On-Balance Volume was introduced by Joe Granville in his 1963 book 'Granville's New Key to Stock Market Profits' and is one of the earliest volume-based technical indicators. The calculation is straightforward: if today's closing price is higher than yesterday's closing price, today's total volume is added to the running OBV total. If today's closing price is lower, today's volume is subtracted. If the closing price is unchanged, OBV remains the same. The starting value of OBV is arbitrary; it is the direction and shape of the OBV line that technical analysts study, not its absolute level.
Granville's foundational thesis was that volume precedes price in historical market data. He proposed, based on his study of historical charts, that periods of increasing volume on up days relative to down days historically corresponded to accumulation by large investors — and that this accumulation would eventually be reflected in rising prices. Conversely, periods of increasing volume on down days historically corresponded to distribution — large investors exiting — which would historically precede price declines.
The primary application of OBV in technical analysis is to study divergences between the OBV line and the price chart. In historical data, instances where price has continued to make new highs while OBV was failing to confirm those highs (or was declining) have been studied as potentially indicating weakening volume support for the price move in those historical cases.
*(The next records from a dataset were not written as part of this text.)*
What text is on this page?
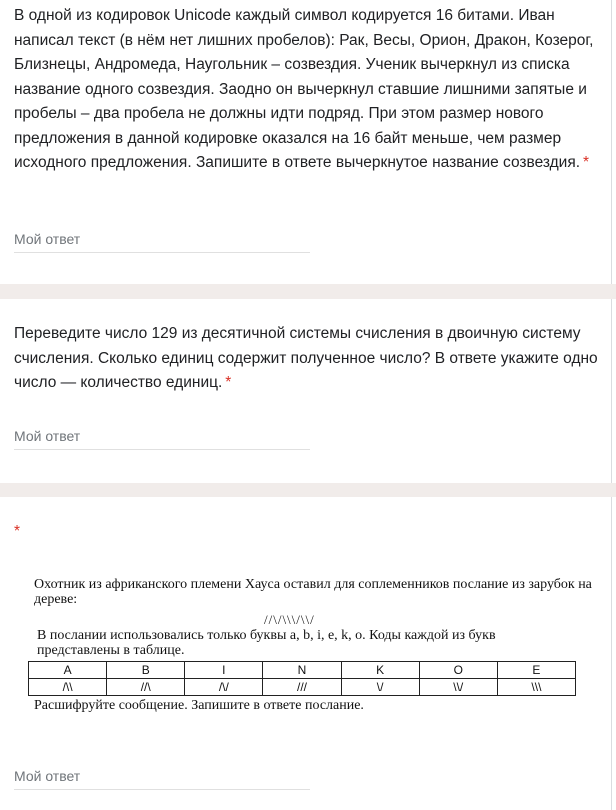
В одной из кодировок Unicode каждый символ кодируется 16 битами. Иван написал текст (в нём нет лишних пробелов): Рак, Весы, Орион, Дракон, Козерог, Близнецы, Андромеда, Наугольник – созвездия. Ученик вычеркнул из списка название одного созвездия. Заодно он вычеркнул ставшие лишними запятые и пробелы – два пробела не должны идти подряд. При этом размер нового предложения в данной кодировке оказался на 16 байт меньше, чем размер исходного предложения. Запишите в ответе вычеркнутое название созвездия. *
Мой ответ
Переведите число 129 из десятичной системы счисления в двоичную систему счисления. Сколько единиц содержит полученное число? В ответе укажите одно число — количество единиц. *
Мой ответ
*
Мой ответ

Охотник из африканского племени Хауса оставил для соплеменников послание из зарубок на дереве:

//\/\\\/\\/

В послании использовались только буквы a, b, i, e, k, o. Коды каждой из букв представлены в таблице.

A	B	I	N	K	O	E
/\\	//\	/\/	///	\/	\\/	\\\

Расшифруйте сообщение. Запишите в ответе послание.
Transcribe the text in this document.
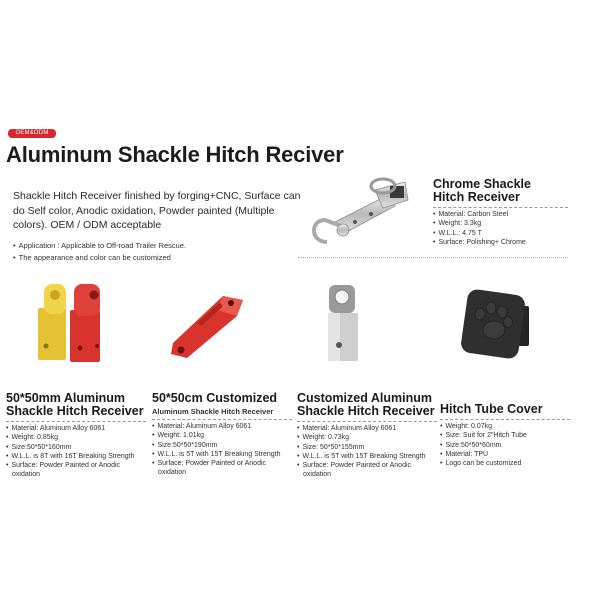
OEM&ODM
Aluminum Shackle Hitch Reciver
Shackle Hitch Receiver finished by forging+CNC, Surface can do Self color, Anodic oxidation, Powder painted (Multiple colors). OEM / ODM acceptable
• Application : Applicable to Off-road Trailer Rescue.
• The appearance and color can be customized
Chrome Shackle
Hitch Receiver
• Material: Carbon Steel
• Weight: 3.3kg
• W.L.L.: 4.75 T
• Surface: Polishing+ Chrome
50*50mm Aluminum
Shackle Hitch Receiver
• Material: Aluminum Alloy 6061
• Weight: 0.85kg
• Size:50*50*160mm
• W.L.L. is 8T with 16T Breaking Strength
• Surface: Powder Painted or Anodic
oxidation
50*50cm Customized
Aluminum Shackle Hitch Receiver
• Material: Aluminum Alloy 6061
• Weight: 1.01kg
• Size:50*50*190mm
• W.L.L. is 5T with 15T Breaking Strength
• Surface: Powder Painted or Anodic
oxidation
Customized Aluminum
Shackle Hitch Receiver
• Material: Aluminum Alloy 6061
• Weight: 0.73kg
• Size: 50*50*155mm
• W.L.L. is 5T with 15T Breaking Strength
• Surface: Powder Painted or Anodic
oxidation
Hitch Tube Cover
• Weight: 0.07kg
• Size: Suit for 2"Hitch Tube
• Size:50*50*60mm
• Material: TPU
• Logo can be customized
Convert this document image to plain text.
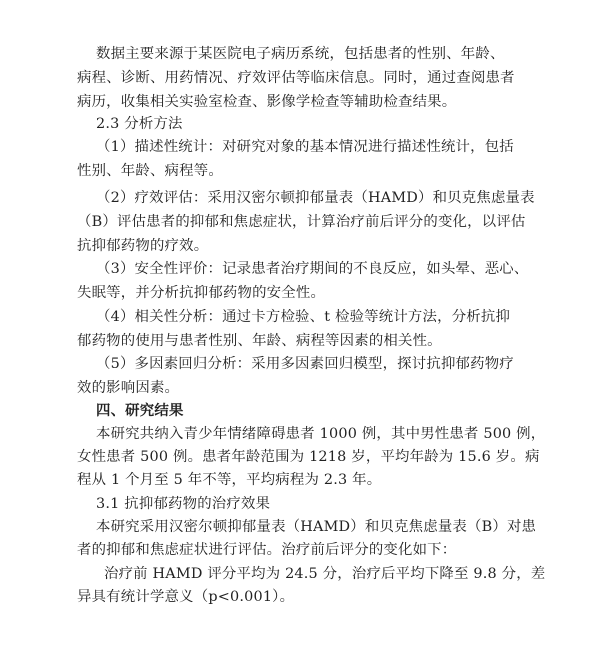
数据主要来源于某医院电子病历系统，包括患者的性别、年龄、
病程、诊断、用药情况、疗效评估等临床信息。同时，通过查阅患者
病历，收集相关实验室检查、影像学检查等辅助检查结果。
2.3 分析方法
（1）描述性统计：对研究对象的基本情况进行描述性统计，包括
性别、年龄、病程等。
（2）疗效评估：采用汉密尔顿抑郁量表（HAMD）和贝克焦虑量表
（B）评估患者的抑郁和焦虑症状，计算治疗前后评分的变化，以评估
抗抑郁药物的疗效。
（3）安全性评价：记录患者治疗期间的不良反应，如头晕、恶心、
失眠等，并分析抗抑郁药物的安全性。
（4）相关性分析：通过卡方检验、t 检验等统计方法，分析抗抑
郁药物的使用与患者性别、年龄、病程等因素的相关性。
（5）多因素回归分析：采用多因素回归模型，探讨抗抑郁药物疗
效的影响因素。
四、研究结果
本研究共纳入青少年情绪障碍患者 1000 例，其中男性患者 500 例，
女性患者 500 例。患者年龄范围为 1218 岁，平均年龄为 15.6 岁。病
程从 1 个月至 5 年不等，平均病程为 2.3 年。
3.1 抗抑郁药物的治疗效果
本研究采用汉密尔顿抑郁量表（HAMD）和贝克焦虑量表（B）对患
者的抑郁和焦虑症状进行评估。治疗前后评分的变化如下：
治疗前 HAMD 评分平均为 24.5 分，治疗后平均下降至 9.8 分，差
异具有统计学意义（p<0.001）。
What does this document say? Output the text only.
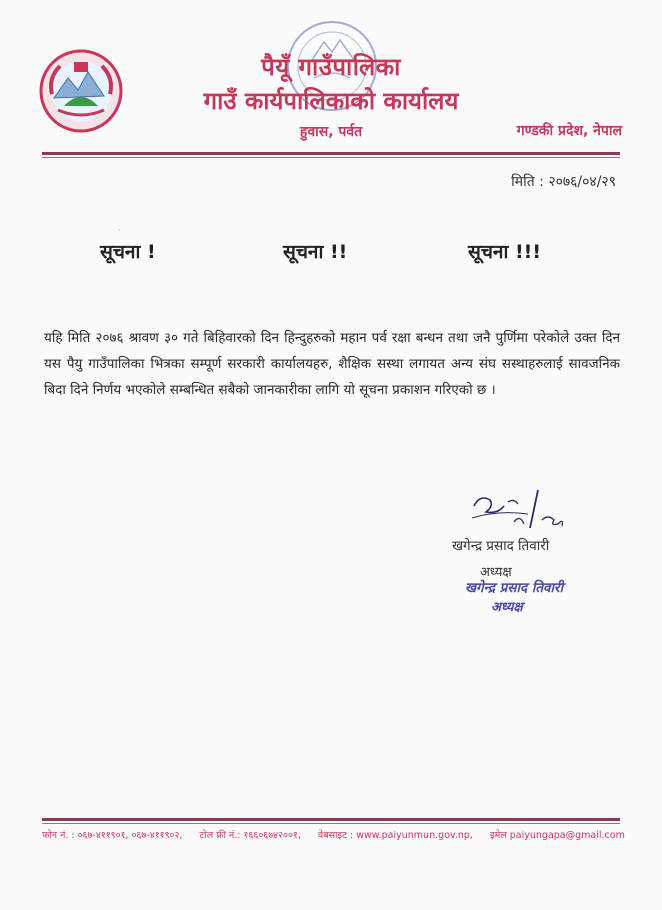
पैयूँ गाउँपालिका
गाउँ कार्यपालिकाको कार्यालय
हुवास, पर्वत	गण्डकी प्रदेश, नेपाल
मिति : २०७६/०४/२९
·
सूचना !	सूचना !!	सूचना !!!
यहि मिति २०७६ श्रावण ३० गते बिहिवारको दिन हिन्दुहरुको महान पर्व रक्षा बन्धन तथा जनै पुर्णिमा परेकोले उक्त दिन यस पैयु गाउँपालिका भित्रका सम्पूर्ण सरकारी कार्यालयहरु, शैक्षिक सस्था लगायत अन्य संघ सस्थाहरुलाई सावजनिक बिदा दिने निर्णय भएकोले सम्बन्धित सबैको जानकारीका लागि यो सूचना प्रकाशन गरिएको छ ।
खगेन्द्र प्रसाद तिवारी
अध्यक्ष
खगेन्द्र प्रसाद तिवारी
अध्यक्ष
फोन नं. : ०६७-४११९०१, ०६७-४११९०२, टोल फ्री नं.: १६६०६७४२००१, वेबसाइट : www.paiyunmun.gov.np, इमेल paiyungapa@gmail.com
Similarly, periods where price was making new lows but OBV was flattening or rising have been studied as potentially indicating that selling volume was historically decreasing despite continued price weakness.
OBV's simplicity — all volume on an up day is treated identically regardless of whether the gain was fractional or substantial — is both its strength (easy to calculate and replicate) and its limitation (it does not account for the magnitude of price moves, only their direction). More sophisticated volume indicators such as the Chaikin Money Flow and Accumulation/Distribution Line attempt to address this limitation. Like all technical indicators, OBV describes historical volume and price patterns and does not have established predictive power for future price behavior.